Der Kunststoffanteil im Restmüll in FFB liegt deutlich über dem Bundesdurchschnitt. In der Schweiz wird dagegen kein Plastik separat gesammelt, sondern als hilfreicher Brennstoff in der MVA mitverbrannt. Dadurch muss, anders als in Deutschland aktuell Vorschrift, kein Öl zugefeuert werden.

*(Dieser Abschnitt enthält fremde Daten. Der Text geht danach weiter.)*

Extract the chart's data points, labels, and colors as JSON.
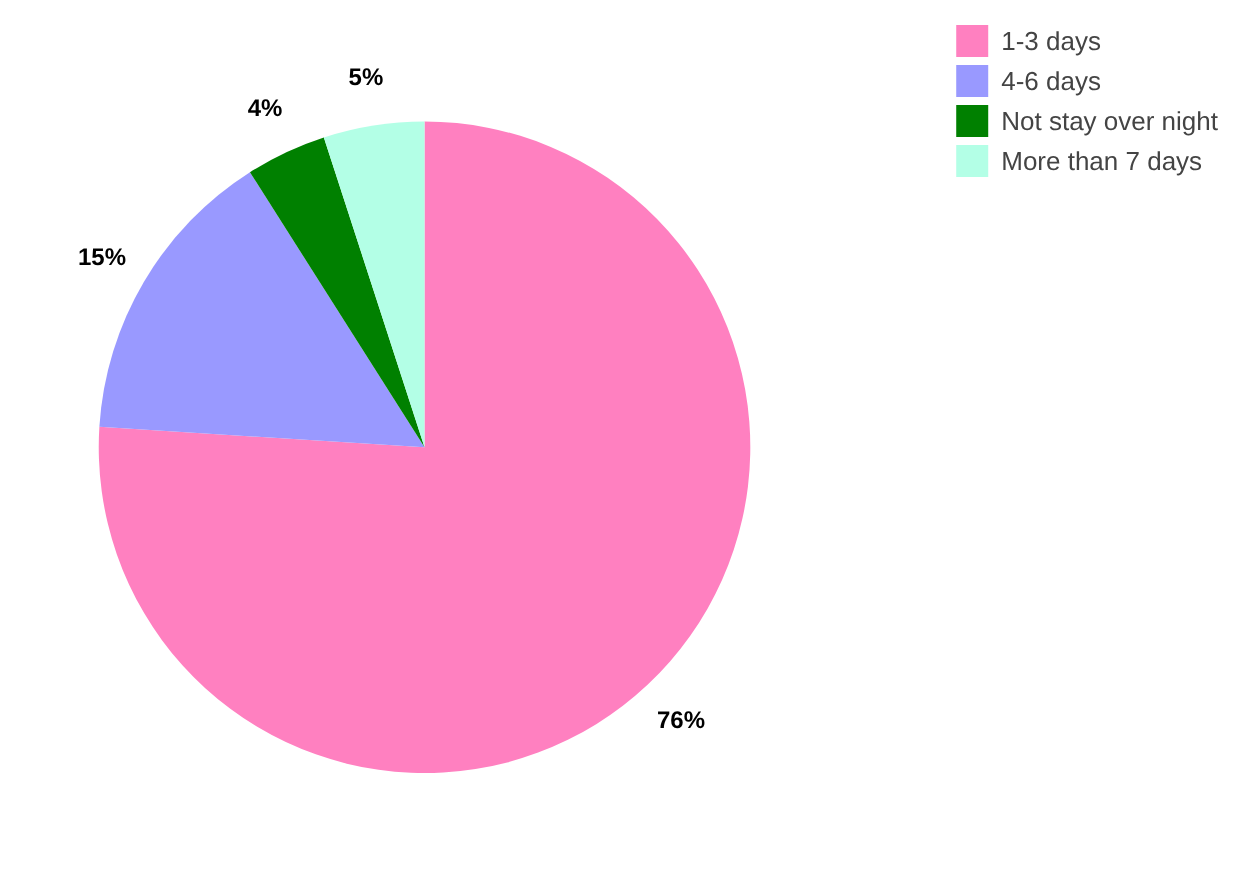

Auch werden Elektrokleingeräte u.ä. nicht mühsam getrennt und aufwändig recycelt, sondern ebenfalls thermisch behandelt. Durch die Verbrennung werden so Plastik und andere brennbare Bestandteile von den wertvollen Reststoffen getrennt. Durch die anschließende Filterung, Bearbeitung und Sortierung werden hochwertige Rohstoffe freigelegt und stehen zur Wiederverwendung zur Verfügung. Darunter fallen u.a. Glas, Metalle, Aluminium, Edelmetalle (über 60 Kilo Gold pro Jahr). Die Recyclingquote liegt durch diese systemische Behandlung laut der Verantwortlichen der MVA Hinwil (KEZO) deutlich über der hierzulande erreichten. Die KEZO Hinwil hat für die dortige Sortieranlage rund 40 Mio. Euro investiert, aktuell dürfte der notwendige Invest durch eine zwischenzeitlich ausgereiftere Technologie deutlich geringer sein. Pro Jahr werden nun Wertstoffe mit einem Marktwert von rund 10 Mio. Euro erwirtschaftet. Neben den umweltpolitischen ökologischen Gesichtspunkten, der deutlich niedrigeren Trenn-Notwendigkeit und des damit verbundenen Aufwandes für die Bevölkerung sprechen demzufolge auch wirtschaftliche Überlegungen wohl für einen solchen neuen Weg. Der Unterhalt der Anlage wird auf rund 1 bis 1,5 Mio. taxiert.

Durch die Aufbereitung der Verbrennungsreste (Schlacke) verbleibt deutlich weniger Restschlacke für die Abfuhr in Deponien oder zur Verfüllung in aufgegebene Stollen.